Ledakan bom bunuh diri terjadi di Mapolresta Solo, Jawa Tengah. Pelaku Nur Rohman tewas seketika dengan paha hingga punggungnya hancur. Ditenggarai ISIS berada di balik teror mengerikan ini.
Pengamat terorisme dari Universitas Indonesia, Ridlwan Habib, melihat pola serangan bom bunuh diri di Mapolresta Solo serupa dengan kejadian di Mapolresta Poso, 2013 lalu. Saat itu, pelaku Zainul berhasil diadang sebelum meledakkan diri. Zainul adalah warga Lamongan dan merupakan simpatisan kelompok Santoso di Poso.
Menurut Ridwan, kemiripan pola tersebut menunjukkan teror bom di Solo masih berhubungan erat dengan kelompok Santoso. "Serangan ini mirip tahun 2013, terjadi di Mapolresta Poso dan juga berhasil digagalkan. Ini jejaring Solo yang simpati ke Santoso dan ISIS," katanya di Solo, Selasa (5/7).

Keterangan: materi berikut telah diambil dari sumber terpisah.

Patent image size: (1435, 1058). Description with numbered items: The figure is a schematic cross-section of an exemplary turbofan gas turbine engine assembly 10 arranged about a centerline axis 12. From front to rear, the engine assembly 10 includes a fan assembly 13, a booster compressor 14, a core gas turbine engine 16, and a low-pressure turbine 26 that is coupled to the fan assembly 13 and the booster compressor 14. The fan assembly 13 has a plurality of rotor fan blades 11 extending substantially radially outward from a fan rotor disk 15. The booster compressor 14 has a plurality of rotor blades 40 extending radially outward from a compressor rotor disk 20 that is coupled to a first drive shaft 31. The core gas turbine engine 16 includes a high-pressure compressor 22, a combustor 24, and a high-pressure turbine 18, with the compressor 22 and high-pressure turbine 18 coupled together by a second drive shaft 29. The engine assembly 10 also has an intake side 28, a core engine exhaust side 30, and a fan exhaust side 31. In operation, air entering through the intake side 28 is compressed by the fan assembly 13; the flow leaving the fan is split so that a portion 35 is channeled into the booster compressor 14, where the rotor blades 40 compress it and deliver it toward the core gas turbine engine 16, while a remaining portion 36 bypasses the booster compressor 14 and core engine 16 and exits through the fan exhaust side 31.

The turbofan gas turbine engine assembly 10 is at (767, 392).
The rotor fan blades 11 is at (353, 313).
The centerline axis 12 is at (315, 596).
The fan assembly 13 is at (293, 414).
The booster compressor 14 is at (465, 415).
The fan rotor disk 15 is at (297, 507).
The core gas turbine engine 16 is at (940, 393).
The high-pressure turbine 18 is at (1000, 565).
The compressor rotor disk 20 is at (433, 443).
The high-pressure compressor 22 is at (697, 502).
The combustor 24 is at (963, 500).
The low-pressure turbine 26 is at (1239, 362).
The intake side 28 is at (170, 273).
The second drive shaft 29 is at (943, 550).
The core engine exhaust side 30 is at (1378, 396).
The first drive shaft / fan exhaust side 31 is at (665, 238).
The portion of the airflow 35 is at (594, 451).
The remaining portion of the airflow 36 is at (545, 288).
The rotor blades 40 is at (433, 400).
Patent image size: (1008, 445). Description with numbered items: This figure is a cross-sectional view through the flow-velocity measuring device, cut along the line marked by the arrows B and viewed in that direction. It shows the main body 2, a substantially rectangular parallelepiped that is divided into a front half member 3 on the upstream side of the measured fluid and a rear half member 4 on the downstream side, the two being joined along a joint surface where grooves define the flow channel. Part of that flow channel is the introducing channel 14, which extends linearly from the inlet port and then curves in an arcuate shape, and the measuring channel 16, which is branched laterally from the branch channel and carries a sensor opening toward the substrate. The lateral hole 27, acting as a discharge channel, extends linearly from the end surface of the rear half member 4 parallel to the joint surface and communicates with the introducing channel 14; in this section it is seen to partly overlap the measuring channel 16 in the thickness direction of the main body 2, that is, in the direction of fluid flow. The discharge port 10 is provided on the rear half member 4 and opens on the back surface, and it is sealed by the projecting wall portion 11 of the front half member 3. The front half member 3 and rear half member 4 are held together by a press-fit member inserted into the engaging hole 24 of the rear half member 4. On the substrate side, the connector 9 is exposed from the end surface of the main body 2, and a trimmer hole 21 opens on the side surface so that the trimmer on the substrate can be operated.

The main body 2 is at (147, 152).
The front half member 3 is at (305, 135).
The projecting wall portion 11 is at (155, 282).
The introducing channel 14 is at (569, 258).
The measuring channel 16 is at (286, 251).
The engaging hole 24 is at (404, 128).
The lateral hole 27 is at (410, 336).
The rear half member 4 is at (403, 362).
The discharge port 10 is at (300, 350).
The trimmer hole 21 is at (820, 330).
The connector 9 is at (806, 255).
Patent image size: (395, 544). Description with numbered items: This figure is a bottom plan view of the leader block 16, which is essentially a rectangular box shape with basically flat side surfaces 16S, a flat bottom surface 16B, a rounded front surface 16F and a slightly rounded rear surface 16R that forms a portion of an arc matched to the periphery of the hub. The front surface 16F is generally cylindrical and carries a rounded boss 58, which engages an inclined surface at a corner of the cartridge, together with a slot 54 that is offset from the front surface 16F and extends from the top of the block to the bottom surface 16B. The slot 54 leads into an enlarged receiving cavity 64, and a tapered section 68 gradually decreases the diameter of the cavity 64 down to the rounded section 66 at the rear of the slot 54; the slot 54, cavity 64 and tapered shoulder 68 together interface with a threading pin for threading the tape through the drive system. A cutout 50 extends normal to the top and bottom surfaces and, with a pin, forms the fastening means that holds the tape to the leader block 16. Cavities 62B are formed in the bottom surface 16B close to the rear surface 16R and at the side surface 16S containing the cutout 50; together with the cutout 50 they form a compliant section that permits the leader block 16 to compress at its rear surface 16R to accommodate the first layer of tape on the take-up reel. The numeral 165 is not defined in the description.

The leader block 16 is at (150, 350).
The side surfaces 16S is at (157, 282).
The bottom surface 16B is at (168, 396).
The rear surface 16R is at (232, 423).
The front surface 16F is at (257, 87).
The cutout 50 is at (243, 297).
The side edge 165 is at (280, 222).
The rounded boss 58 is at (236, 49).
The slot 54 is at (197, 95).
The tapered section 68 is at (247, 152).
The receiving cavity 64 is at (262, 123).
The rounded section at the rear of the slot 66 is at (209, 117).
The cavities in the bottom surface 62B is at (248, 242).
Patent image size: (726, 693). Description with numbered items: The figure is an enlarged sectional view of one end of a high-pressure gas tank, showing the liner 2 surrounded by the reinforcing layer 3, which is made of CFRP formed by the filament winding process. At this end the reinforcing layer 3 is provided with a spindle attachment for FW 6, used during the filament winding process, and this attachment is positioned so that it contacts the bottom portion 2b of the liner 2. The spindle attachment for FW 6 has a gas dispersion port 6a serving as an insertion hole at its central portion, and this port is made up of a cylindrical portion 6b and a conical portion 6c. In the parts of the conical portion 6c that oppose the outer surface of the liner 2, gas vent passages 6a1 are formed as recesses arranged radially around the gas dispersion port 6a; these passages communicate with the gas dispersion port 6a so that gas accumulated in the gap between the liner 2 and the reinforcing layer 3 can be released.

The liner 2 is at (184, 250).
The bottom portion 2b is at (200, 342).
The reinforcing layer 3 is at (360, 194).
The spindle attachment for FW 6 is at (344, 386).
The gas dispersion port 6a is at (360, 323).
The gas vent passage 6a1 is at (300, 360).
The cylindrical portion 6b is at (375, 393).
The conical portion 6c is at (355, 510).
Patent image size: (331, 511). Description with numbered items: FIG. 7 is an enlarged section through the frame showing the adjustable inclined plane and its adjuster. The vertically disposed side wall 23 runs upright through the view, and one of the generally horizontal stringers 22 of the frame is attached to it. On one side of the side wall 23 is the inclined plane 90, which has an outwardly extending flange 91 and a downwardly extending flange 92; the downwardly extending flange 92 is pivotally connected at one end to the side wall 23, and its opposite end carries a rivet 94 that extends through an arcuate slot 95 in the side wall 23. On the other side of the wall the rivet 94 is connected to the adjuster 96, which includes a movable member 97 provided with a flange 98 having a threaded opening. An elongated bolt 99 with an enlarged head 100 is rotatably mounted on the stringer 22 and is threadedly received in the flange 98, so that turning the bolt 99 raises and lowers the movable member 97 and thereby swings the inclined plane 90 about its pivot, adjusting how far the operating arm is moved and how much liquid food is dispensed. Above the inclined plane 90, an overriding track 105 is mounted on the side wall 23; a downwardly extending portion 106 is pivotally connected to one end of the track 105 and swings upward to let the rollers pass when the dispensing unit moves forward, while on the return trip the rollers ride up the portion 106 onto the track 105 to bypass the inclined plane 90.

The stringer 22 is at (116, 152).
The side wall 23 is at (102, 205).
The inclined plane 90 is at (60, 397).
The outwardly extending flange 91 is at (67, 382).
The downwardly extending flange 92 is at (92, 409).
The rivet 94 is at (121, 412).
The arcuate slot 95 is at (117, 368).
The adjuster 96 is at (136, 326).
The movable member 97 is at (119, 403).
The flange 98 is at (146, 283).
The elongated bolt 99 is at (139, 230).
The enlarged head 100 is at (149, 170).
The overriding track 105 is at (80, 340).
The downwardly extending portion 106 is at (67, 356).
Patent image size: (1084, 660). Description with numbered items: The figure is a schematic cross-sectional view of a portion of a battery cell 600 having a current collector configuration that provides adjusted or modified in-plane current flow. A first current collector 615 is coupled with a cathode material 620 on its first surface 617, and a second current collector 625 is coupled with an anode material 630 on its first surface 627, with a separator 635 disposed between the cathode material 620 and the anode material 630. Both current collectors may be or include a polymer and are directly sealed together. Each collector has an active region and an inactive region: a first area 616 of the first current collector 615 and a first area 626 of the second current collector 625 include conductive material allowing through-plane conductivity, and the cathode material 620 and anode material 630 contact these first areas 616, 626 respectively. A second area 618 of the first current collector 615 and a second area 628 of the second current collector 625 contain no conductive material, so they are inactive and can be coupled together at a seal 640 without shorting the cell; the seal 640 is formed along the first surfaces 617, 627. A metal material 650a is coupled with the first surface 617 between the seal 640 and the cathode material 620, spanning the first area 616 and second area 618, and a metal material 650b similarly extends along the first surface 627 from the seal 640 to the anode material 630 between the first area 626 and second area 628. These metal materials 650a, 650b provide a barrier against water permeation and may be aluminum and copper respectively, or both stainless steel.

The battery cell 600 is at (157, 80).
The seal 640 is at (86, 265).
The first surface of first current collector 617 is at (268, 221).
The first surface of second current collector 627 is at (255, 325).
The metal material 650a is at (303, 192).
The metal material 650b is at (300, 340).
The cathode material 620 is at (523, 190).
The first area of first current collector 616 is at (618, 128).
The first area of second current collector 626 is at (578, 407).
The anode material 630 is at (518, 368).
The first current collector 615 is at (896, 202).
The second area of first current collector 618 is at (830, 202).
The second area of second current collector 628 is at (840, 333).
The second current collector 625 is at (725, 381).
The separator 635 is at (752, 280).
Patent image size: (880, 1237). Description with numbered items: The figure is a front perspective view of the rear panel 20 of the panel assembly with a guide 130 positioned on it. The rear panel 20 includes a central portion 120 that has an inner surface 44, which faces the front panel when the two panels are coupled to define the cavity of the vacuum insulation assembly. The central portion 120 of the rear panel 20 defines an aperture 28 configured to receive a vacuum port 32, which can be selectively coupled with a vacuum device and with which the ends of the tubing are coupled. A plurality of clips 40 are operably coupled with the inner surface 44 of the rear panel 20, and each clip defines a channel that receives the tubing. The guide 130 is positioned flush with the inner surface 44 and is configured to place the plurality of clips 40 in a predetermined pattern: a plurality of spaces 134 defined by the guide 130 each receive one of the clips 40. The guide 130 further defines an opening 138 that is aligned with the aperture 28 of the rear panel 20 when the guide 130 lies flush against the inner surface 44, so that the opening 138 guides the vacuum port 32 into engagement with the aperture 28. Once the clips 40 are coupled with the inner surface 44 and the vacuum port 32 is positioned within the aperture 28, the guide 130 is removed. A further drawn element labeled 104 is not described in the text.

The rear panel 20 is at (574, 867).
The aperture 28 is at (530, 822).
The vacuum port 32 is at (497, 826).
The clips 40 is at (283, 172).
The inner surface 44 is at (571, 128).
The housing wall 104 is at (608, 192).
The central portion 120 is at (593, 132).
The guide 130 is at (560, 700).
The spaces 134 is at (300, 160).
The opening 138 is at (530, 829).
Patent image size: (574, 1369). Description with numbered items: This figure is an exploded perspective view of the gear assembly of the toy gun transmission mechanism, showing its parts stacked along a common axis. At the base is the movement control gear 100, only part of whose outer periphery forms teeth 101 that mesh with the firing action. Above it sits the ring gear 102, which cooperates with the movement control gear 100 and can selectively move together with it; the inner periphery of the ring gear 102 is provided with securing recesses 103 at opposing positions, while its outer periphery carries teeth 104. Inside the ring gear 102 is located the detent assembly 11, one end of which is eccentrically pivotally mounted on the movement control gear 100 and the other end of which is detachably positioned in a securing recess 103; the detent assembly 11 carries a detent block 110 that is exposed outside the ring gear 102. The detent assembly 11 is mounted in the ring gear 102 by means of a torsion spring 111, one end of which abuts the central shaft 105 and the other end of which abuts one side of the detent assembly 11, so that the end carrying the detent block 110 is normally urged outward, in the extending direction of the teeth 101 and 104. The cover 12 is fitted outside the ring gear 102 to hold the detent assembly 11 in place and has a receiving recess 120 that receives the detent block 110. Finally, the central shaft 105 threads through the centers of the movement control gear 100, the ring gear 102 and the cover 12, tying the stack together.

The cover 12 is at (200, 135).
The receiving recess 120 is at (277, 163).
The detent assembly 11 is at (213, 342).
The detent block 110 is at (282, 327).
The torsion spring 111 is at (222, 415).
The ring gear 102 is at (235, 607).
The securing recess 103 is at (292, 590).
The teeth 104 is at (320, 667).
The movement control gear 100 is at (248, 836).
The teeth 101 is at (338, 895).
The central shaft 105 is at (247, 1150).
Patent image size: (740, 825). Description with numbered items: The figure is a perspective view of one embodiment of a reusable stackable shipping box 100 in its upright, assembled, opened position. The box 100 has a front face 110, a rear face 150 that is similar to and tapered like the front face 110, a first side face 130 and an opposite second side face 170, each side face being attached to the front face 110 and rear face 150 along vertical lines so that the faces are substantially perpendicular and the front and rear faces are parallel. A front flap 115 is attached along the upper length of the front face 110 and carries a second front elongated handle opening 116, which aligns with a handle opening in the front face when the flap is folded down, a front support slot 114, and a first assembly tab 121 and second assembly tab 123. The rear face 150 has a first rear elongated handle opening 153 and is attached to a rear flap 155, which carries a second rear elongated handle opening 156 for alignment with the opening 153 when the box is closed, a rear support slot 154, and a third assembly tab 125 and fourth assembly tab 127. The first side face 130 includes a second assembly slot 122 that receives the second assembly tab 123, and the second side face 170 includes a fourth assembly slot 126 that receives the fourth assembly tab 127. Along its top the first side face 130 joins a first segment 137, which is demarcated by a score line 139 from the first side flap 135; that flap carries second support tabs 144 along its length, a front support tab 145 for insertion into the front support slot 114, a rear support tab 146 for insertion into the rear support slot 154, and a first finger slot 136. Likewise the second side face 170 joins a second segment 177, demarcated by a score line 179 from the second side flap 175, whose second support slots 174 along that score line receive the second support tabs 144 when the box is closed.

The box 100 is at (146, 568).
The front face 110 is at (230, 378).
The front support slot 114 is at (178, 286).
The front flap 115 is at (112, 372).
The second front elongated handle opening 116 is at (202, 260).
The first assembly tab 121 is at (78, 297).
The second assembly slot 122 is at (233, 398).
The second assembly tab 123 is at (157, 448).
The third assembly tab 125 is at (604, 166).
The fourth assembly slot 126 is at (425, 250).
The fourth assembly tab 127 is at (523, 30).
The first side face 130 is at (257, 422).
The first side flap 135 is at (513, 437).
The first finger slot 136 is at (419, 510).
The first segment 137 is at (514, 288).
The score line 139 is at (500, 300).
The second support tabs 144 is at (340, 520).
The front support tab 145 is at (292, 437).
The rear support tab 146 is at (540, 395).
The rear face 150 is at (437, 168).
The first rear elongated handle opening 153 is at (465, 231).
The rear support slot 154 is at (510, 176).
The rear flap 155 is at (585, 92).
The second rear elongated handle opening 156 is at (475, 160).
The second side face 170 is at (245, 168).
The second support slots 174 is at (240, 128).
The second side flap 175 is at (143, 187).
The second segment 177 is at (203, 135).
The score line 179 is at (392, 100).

Karena itulah, Ridwan juga menduga bom bunuh diri di Solo ada kaitannya dengan terbunuhnya calon menantu Santoso yang bernama Dodo alias Ponda beberapa waktu lalu. Dodo tewas dalam kontak senjata antara aparat gabungan TNI-Polri di Desa Torire, Kecamatan Lore Tengah, Kabupaten Poso, Sulawesi Tengah, pada Minggu 28 Februari 2016.
Informasi dihimpun merdeka.com, Dodo merupakan orang kepercayaan Santoso. Dodo kerap diberi tugas mempublikasikan setiap aktivitas kelompok tersebut ke pihak luar melalui internet. Biasanya aktivitas itu berupa video ajakan berjihad dan pernyataan perang terhadap negara selama ini di Youtube.
Dodo jua diketahui sebagai calon menantu Santoso. Rencananya dia akan dinikahkan dengan W, putri tertua Santoso yang kini sedang nyantri di Pondok Pesantren Ngruki, Jawa Tengah.
"Polisi sebagai sasaran balas dendam. Ini qishash, darah balas darah, nyawa balas nyawa. Tapi, salah sasaran," katanya.
Menurutnya, kelompok ini selalu mencari titik lemah di kepolisian. Misalnya kantor yang sepi. "Mereka tidak mempunyai kemampuan melakukan serangan besar, karena itu bahan apa adanya, "katanya.
Koordinator Indonesia Inteligence Institute itu mengingatkan agar pemerintah tidak lengah. "Kewaspadaan maksimal, bahkan kalau perlu dalam level siaga 1 di seluruh Indonesia, "tutupnya.